By default, Jupyter notebooks are stored in files with the suffix .ipynb
,
which use the JSON format for storage.
However, there are libraries available which allow storing notebooks in different formats, using different file suffixes.
To use a custom notebook format in nbsphinx
, you can specify the
nbsphinx_custom_formats
option in your conf.py
file.
You have to provide the file extension
and a conversion function that takes the contents of a file (as a string)
and returns a Jupyter notebook object.
nbsphinx_custom_formats = {
'.mysuffix': 'mylibrary.converter_function',
}
The converter function can be given as a string (recommended) or as a function object.
If a conversion function takes more than a single string argument, you can specify the function name plus a dictionary with keyword arguments which will be passed to the conversion function in addition to the file contents.
nbsphinx_custom_formats = {
'.mysuffix': ['mylibrary.converter_function', {'some_arg': 42}],
}
You can of course use multiple formats by specifying multiple conversion functions.
One example for a library which provides a custom conversion function is jupytext, which allows storing the contents of Jupyter notebooks in Markdown and R-Markdown, as well as plain Julia, Python and R files.
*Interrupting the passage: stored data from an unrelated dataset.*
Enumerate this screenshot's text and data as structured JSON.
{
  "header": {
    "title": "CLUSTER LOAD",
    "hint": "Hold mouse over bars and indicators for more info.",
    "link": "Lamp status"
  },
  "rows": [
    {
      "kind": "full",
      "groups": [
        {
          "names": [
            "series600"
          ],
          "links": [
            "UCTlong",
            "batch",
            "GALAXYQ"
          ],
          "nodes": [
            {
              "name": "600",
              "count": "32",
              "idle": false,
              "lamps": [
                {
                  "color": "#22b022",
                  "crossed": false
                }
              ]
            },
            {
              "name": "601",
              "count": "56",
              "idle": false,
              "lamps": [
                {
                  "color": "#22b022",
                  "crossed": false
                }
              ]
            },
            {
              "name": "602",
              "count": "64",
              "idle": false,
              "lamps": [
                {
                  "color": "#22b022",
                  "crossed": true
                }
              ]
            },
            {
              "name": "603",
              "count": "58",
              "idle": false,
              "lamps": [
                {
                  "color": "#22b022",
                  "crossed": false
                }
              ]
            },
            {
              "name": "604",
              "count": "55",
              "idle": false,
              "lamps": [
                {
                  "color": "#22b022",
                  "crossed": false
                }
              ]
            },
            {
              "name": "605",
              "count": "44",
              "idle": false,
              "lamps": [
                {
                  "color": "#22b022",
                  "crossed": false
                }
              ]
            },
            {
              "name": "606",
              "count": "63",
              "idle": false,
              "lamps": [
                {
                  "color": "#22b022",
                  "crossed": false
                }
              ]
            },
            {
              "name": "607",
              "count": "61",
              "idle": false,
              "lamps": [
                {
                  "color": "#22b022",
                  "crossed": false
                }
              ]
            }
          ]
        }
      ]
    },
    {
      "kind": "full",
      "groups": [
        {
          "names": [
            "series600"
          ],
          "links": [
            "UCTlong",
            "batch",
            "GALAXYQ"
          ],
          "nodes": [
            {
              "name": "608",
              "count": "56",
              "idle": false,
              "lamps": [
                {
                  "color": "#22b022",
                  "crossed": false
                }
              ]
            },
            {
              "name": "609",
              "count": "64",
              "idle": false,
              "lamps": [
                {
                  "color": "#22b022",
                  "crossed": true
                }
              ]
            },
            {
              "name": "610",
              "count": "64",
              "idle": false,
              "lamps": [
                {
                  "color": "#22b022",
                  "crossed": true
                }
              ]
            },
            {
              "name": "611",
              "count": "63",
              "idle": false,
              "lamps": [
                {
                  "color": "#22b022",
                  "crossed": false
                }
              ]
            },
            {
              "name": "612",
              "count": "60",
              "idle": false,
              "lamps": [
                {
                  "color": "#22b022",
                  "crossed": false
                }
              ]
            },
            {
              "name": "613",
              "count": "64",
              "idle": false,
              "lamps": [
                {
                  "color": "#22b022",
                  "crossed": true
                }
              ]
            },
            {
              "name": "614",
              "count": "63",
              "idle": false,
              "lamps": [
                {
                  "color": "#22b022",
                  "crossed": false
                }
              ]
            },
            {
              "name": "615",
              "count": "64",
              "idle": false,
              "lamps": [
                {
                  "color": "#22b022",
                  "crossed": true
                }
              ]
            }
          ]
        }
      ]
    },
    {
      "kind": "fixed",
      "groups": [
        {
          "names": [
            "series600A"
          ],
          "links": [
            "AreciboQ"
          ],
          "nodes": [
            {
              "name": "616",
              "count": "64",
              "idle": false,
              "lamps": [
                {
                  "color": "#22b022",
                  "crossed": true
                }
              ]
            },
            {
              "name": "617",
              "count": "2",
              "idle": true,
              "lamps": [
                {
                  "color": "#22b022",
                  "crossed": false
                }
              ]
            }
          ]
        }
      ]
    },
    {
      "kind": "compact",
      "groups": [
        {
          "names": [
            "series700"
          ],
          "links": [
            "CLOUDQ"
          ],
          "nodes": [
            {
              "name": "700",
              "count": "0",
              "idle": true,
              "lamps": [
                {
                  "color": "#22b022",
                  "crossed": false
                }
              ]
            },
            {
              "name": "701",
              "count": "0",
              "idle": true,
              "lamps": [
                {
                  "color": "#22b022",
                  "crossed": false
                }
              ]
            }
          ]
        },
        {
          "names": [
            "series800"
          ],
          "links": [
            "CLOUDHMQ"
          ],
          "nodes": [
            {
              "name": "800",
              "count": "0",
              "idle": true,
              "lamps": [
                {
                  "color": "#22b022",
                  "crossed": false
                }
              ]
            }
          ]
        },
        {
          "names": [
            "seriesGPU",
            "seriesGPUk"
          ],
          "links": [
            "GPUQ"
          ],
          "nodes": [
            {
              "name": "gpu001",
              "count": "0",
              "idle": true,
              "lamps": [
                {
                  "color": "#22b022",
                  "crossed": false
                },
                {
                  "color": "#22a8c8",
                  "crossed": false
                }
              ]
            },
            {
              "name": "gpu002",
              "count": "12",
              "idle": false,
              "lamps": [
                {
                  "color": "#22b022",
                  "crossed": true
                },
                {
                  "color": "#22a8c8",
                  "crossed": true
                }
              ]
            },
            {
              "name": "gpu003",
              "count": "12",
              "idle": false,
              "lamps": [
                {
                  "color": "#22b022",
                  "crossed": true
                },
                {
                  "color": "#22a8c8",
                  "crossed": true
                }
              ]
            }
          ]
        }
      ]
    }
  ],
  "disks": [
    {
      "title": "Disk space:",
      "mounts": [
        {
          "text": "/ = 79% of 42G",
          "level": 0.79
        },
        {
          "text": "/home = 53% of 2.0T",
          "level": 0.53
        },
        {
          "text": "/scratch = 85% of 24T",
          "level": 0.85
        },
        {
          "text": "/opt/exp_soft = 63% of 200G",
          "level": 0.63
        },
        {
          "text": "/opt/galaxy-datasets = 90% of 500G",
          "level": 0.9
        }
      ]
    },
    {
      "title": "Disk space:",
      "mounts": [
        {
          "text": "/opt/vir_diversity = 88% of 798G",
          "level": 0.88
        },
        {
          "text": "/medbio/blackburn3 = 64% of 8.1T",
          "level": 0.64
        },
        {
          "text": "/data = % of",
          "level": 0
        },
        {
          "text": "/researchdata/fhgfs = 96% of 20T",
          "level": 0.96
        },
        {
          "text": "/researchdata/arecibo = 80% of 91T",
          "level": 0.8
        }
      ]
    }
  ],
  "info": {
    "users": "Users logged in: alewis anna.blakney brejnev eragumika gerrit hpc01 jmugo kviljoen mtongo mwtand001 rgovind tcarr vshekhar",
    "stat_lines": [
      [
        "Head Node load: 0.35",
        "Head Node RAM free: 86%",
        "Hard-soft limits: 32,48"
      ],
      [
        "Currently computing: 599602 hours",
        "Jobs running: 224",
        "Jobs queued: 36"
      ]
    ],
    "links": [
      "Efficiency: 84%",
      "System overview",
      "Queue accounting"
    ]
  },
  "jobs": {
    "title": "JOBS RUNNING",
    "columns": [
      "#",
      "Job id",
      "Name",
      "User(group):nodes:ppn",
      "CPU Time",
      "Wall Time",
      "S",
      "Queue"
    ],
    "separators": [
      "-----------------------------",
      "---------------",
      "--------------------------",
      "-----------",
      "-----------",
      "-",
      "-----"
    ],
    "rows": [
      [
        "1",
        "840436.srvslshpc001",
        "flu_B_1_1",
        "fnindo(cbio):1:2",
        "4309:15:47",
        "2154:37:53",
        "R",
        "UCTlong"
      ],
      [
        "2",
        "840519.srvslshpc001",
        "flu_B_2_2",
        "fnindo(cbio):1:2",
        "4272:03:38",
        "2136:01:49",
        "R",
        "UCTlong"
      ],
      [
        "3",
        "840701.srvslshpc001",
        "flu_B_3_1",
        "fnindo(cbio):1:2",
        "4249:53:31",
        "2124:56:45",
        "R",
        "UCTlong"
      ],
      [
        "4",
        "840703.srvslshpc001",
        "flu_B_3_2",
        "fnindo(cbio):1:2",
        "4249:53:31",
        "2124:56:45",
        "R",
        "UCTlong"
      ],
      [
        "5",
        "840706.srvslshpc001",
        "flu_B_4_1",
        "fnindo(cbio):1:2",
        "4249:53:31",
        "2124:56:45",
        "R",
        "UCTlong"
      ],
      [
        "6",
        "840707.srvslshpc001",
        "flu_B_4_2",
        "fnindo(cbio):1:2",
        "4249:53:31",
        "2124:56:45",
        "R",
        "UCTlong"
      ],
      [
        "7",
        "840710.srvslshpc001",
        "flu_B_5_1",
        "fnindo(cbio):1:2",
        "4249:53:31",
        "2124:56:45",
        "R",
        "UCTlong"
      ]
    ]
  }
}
Since its conversion function takes more than a single string argument, we have to pass a keyword argument, e.g.:
nbsphinx_custom_formats = {
'.Rmd': ['jupytext.reads', {'fmt': 'Rmd'}],
}
This very page is an example of a notebook stored in the
py:percent
format
(see docs):
!head -20 custom-formats.pct.py
# %% [markdown] # # Custom Notebook Formats # # By default, Jupyter notebooks are stored in files with the suffix `.ipynb`, # which use the JSON format for storage. # # However, there are libraries available which allow storing notebooks # in different formats, using different file suffixes. # # To use a custom notebook format in `nbsphinx`, you can specify the # `nbsphinx_custom_formats` option in your `conf.py` file. # You have to provide the file extension # and a conversion function that takes the contents of a file (as a string) # and returns a Jupyter notebook object. # # ```python # nbsphinx_custom_formats = { # '.mysuffix': 'mylibrary.converter_function', # } # ```
Another example is this gallery example page.